Si la morale générale repose sur une conception ontologique du monde, les étiques plurielles au contraire sont labiles et provisoires. La morale continue à exister mais elle est désormais muséographiée, tandis que l’observation, la présentation phénoménologique de la vie quotidienne nous montre que tout est en mouvance, tout fluctue. L’idéal morale se trouve alors impuissant devant le resurgissement des imaginaires tribaux, et il faut donc savoir reconnaître la vie dans son aspect constructeur et aussi destructeur. Le glissement qui s’opère est celui de l’âme collective qui tend à prévaloir contre l’esprit individuel (p.46). Les diverses pratiques illustrées dans les pages de cet ouvrages, caractérisent le sentiment d’appartenance et sont expressions des affinités électives propres aux micro-tribus postmodernes. Dans ce que je vis avec d’autres ici et maintenant, le corps « imaginal », comme l’appelle Maffesoli, a tendance à s’affirmer dans l’organicité des groupes émotionnels. Dans ce désir d’être et vivre ici, il y a l’émergence d’une éthique dynamique. Éthique qui est quelque chose d’incarnée, proxémique, une mode de vie, une manière d’exister à partir d’un lieu que l’on partage avec des autres. Une éthique de situation comme juxtaposition de rituels quotidiens, créant un état d’âme collectif et qui est tributaire d’un lieu (réel ou symbolique), une éthique qui nous situe dans l’humanisme du présent. Maffesoli donne à voire, dans une perspective phénoménologique, l’effervescence sociale et les transformations de fond qui s’opèrent dans les divers domaines tel que les codes vestimentaires, la sexualité, le travail.

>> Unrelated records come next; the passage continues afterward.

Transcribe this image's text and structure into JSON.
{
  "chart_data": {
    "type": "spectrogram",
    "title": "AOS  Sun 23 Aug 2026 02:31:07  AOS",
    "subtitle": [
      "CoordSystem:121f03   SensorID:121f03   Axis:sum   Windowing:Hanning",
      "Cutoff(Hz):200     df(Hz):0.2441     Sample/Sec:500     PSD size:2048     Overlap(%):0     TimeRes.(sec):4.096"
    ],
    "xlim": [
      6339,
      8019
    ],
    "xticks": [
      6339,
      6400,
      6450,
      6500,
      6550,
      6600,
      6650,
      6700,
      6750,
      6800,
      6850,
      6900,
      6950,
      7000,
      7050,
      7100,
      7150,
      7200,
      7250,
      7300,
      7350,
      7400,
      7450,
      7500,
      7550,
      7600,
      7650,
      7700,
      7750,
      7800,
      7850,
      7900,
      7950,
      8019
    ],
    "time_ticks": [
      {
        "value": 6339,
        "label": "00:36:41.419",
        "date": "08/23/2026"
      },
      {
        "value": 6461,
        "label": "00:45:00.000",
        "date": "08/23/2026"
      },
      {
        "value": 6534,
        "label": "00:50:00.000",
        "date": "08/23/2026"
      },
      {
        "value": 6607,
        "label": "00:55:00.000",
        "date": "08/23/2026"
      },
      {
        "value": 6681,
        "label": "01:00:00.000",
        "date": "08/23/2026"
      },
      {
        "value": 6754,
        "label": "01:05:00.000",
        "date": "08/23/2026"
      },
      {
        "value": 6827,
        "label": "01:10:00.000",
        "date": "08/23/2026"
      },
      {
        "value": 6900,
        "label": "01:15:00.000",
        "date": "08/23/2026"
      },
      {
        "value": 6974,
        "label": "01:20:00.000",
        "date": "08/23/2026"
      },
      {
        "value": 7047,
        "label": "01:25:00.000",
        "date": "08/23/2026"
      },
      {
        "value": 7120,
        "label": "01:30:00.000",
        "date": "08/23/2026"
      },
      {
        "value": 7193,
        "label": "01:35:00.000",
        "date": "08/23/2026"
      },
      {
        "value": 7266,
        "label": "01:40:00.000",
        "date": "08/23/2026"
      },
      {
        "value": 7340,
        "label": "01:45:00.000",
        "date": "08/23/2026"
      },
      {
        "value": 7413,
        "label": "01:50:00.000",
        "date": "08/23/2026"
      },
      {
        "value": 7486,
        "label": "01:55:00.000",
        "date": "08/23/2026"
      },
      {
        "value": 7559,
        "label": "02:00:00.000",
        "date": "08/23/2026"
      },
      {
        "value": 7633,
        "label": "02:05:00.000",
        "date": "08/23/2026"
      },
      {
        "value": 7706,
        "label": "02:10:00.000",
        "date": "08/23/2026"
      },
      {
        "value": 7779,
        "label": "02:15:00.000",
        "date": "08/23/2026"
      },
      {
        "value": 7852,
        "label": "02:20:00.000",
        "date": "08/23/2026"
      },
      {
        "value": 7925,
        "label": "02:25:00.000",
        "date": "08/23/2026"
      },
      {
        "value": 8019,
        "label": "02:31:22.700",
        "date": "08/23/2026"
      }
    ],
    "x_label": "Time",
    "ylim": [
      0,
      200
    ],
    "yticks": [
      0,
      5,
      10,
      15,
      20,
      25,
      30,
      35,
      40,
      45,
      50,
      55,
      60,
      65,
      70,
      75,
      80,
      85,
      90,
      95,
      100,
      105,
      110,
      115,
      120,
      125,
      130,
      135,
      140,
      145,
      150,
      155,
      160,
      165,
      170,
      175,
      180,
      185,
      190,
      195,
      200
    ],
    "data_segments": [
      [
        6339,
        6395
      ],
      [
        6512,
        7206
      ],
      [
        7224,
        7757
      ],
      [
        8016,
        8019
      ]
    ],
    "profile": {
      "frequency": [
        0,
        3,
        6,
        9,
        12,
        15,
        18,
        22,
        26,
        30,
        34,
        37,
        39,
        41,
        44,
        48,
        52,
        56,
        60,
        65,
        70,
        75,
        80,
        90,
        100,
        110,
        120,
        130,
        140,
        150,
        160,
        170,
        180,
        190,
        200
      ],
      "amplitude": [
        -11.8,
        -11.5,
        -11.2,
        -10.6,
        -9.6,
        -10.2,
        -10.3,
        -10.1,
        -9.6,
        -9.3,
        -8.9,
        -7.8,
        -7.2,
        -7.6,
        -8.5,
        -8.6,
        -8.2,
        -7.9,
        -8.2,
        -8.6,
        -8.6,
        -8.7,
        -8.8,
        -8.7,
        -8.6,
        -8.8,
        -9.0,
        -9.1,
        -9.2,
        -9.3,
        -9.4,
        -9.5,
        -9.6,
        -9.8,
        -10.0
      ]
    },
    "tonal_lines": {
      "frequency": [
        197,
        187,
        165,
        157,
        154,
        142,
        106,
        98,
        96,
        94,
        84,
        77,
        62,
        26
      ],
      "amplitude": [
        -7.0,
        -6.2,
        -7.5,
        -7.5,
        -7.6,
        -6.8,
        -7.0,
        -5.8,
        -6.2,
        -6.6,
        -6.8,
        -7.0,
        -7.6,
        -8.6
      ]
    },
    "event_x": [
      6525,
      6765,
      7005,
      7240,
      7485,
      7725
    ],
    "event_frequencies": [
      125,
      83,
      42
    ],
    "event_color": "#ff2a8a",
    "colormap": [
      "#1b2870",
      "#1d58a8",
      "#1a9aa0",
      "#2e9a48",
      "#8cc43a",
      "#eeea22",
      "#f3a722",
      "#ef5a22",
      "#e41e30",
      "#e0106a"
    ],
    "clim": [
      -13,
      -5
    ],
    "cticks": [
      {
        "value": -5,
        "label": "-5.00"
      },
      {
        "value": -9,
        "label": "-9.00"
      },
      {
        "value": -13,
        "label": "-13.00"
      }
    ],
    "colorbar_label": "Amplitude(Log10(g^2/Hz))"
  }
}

Diverses manières d’être, de penser, qui sont de l’ordre émotionnel, anomique, localiste, qui témoignent ainsi la saturation de la morale et l’émergence des éthiques particulières, des déontologies éphémères tributaires des situations, une déontologie faite de démobilisation par rapport aux valeurs que la modernité s’étaient donnés comme objectif. La déontologie sera, pour l’auteur, un savoir de situation, une sorte de « situationnisme » extrême, l’acceptation donc de la complexité humaine. Le principe relationis est bien celui de la déontologie-éthique opposé à ce principe individuationis propre à la morale ; une morale qui aujourd’hui se trouve en crise face à ce nouveau rapport au monde et à l’autre qui s’élabore sous nos yeux. Il faut accepter ce nouvel esprit à l’œuvre dans la société, ce retour au sensible, au présenteisme, les communautés de destin, la réaffirmation tribale, l’enracinement dynamique qui caractérise la déontologie, ce vivre des situations avec des autres, une existence individuelle et sociale, qui s’organise autour des passions, des émotions, des manies.

Le regard sociologique de Maffesoli nous invite à la réflexion sur les manières de vivre qui sont en action dans la société postmoderne. Il s’agit d’un regard lucide et pertinent qui fonde sa pensée radicale, audace. Une pensée qui fait écho, une ouverture d’esprit qui s’oppose à l’attitude moraliste intellectuelle, à ce « Niagara des bon sentiments ». Comme dit Maffesoli : « Il y a bien mieux à faire : penser les nouvelles et par bien des aspects, anciennes formes d’une être-ensemble faisant sa mue. Penser l’immoralisme éthique en son éternel recommencement ! ».  

Fabio La Rocca CeaQ – Sorbonne



[1] Terme en italique dans le texte original.